In French schools, pupils can read the original texts of Molière's comedies ( 1645–1673) without much difficulty. I also remember studying poems in Middle French, such as Villon's “Ballade des pendus” (1489). The spelling was very different from modern French, but the spoken text was quite intelligible.

Interesting, thanks. I didn't expect the French that existed when the French Academy was established would be so close to modern French 400 years later that you could still read works in it fairly freely, impressive.
[I'm not sure if French pronunciation in 1500 would be that close to current though, I think a lot of phonetic changes happened after the orthography settled down hence they are not reflected by it? E.g. I know 'oi' in words like 'roi' was pronounced rather like 'ouais' until 1700s.]

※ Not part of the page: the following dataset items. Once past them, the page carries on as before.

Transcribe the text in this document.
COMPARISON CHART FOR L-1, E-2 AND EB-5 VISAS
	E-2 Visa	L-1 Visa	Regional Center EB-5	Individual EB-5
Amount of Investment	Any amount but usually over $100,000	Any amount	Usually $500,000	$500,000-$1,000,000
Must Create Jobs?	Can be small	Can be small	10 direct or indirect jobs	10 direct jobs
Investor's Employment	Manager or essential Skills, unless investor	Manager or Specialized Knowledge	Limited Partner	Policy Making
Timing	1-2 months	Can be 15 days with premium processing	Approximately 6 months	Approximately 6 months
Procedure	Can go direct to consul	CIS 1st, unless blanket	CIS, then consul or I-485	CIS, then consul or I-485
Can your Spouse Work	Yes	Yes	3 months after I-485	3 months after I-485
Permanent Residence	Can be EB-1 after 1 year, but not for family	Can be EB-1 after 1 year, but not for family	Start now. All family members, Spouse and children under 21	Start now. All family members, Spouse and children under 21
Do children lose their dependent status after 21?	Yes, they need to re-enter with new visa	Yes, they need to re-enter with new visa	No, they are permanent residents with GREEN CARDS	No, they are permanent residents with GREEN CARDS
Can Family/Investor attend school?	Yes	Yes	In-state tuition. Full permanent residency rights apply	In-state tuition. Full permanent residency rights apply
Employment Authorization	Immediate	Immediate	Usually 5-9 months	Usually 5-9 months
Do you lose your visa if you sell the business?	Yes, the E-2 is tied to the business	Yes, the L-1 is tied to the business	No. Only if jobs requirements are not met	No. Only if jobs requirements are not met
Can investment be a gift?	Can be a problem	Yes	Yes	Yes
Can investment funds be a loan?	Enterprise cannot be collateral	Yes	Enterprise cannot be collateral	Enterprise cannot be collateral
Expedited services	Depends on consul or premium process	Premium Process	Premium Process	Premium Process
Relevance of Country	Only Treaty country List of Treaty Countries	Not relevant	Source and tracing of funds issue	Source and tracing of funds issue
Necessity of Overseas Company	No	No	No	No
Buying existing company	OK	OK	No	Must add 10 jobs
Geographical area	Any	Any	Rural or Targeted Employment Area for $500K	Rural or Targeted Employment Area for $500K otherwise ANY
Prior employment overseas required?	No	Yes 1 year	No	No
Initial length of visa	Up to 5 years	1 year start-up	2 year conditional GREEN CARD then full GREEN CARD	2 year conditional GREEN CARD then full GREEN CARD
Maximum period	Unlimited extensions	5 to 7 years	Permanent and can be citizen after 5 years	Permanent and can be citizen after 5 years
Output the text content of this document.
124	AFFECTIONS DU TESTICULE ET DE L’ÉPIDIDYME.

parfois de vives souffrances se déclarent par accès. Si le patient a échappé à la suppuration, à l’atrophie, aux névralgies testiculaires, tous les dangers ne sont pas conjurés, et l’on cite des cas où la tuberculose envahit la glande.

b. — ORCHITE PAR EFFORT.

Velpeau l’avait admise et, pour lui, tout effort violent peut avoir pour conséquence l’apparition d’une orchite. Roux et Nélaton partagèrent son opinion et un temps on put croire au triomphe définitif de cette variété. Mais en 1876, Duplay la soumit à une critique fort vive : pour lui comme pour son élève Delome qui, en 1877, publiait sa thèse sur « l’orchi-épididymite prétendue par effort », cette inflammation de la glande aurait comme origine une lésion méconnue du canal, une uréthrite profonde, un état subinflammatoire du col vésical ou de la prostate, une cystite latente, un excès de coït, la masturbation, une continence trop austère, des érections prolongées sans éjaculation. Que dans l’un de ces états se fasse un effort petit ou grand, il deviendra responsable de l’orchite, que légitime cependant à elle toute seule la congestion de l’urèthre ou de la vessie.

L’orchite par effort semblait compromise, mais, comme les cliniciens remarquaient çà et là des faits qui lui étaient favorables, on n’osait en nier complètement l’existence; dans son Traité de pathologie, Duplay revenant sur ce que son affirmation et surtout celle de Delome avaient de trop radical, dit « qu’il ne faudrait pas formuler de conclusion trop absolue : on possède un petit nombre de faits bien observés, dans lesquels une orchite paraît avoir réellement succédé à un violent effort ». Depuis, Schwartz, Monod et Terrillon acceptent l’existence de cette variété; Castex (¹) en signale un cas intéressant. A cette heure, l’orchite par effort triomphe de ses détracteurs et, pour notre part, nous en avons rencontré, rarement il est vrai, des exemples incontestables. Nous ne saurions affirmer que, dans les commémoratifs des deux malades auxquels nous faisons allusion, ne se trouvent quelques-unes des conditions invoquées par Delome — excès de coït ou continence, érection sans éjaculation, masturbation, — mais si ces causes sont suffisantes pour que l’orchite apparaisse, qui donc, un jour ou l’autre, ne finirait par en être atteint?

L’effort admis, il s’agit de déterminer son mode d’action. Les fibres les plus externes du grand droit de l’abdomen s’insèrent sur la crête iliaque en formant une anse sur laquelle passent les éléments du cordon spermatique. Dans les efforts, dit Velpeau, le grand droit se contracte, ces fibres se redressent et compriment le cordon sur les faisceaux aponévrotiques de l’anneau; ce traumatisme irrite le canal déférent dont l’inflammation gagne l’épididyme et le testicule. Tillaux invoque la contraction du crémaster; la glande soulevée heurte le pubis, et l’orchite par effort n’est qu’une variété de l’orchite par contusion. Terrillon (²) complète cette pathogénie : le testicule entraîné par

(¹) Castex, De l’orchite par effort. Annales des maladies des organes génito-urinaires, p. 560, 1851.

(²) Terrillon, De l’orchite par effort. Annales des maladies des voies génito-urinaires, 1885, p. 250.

For English, texts from the late 1700s to early 1800s, like Jane Austen’s novels, are easily readable without needing to study old grammar or vocabulary. Earlier works like Shakespeare or the King James Bible are still English but feel more archaic & need some interpretation. Austen’s style marks a clear shift to modern readability.

✹✹ Stats & Graphs ✹✹
Tatoeba Stats, Graphs & Charts have been updated:
https://tatoeba.j-langtools.com/allstats/

What are the odds of finding something like this locally—and for just £1.5?
https://i.imgur.com/v4s03fz.png

At https://tatoeba.org/en/sentences/show/13175064
喂!is incorrectly converted as "餵!". 餵 is only used in other senses (e.g. to "feed")
我餵了貓。/ 我喂了猫。(Wǒ wèi le māo.) - I fed the cat. here 餵/喂 is correct.
But 喂 (wèi) "hello?" (on the phone) has only one form - traditional and simplified. Pls suppress the conversion or make 喂 for both simplified and traditional Chinese.
(In real life 喂 is pronounced with the second tone wéi but the nominal, dictionary pronunciation should be "wèi".)

The sentence turned out to be a duplicate but the issue with a wrong conversion remains. 喂 is both traditional and simplified.
https://tatoeba.org/en/sentences/show/6401432

Thank you for reporting this issue, atitarev. We are currently working on a solution, the progress is tracked here: https://github.com/Tatoeba/tatoeba2/issues/2007

Thank you, @gillux.

I'm thrilled to have discovered such an amazing website. I would like to suggest adding the Teochew dialect (a branch of Southern Min/Hokkien language) to the language options list.

Sorry, the Teochew dialect cannot be added to Tatoeba as it does not have an ISO 639-3 language identifier. But feel free to add your sentences to our Southern Min/Min Nan Chinese [nan] corpus.
https://en.wikipedia.org/wiki/Teochew_Min

As Ibdx said, unfortunately we cannot add it as we have the strict rule of following the ISO 639-3 standard.
Note that this standard is evolving slowly as people are requesting the addition of new languages, so it could be that Teochew is added at some point, but that would be years in the future, if it ever happen.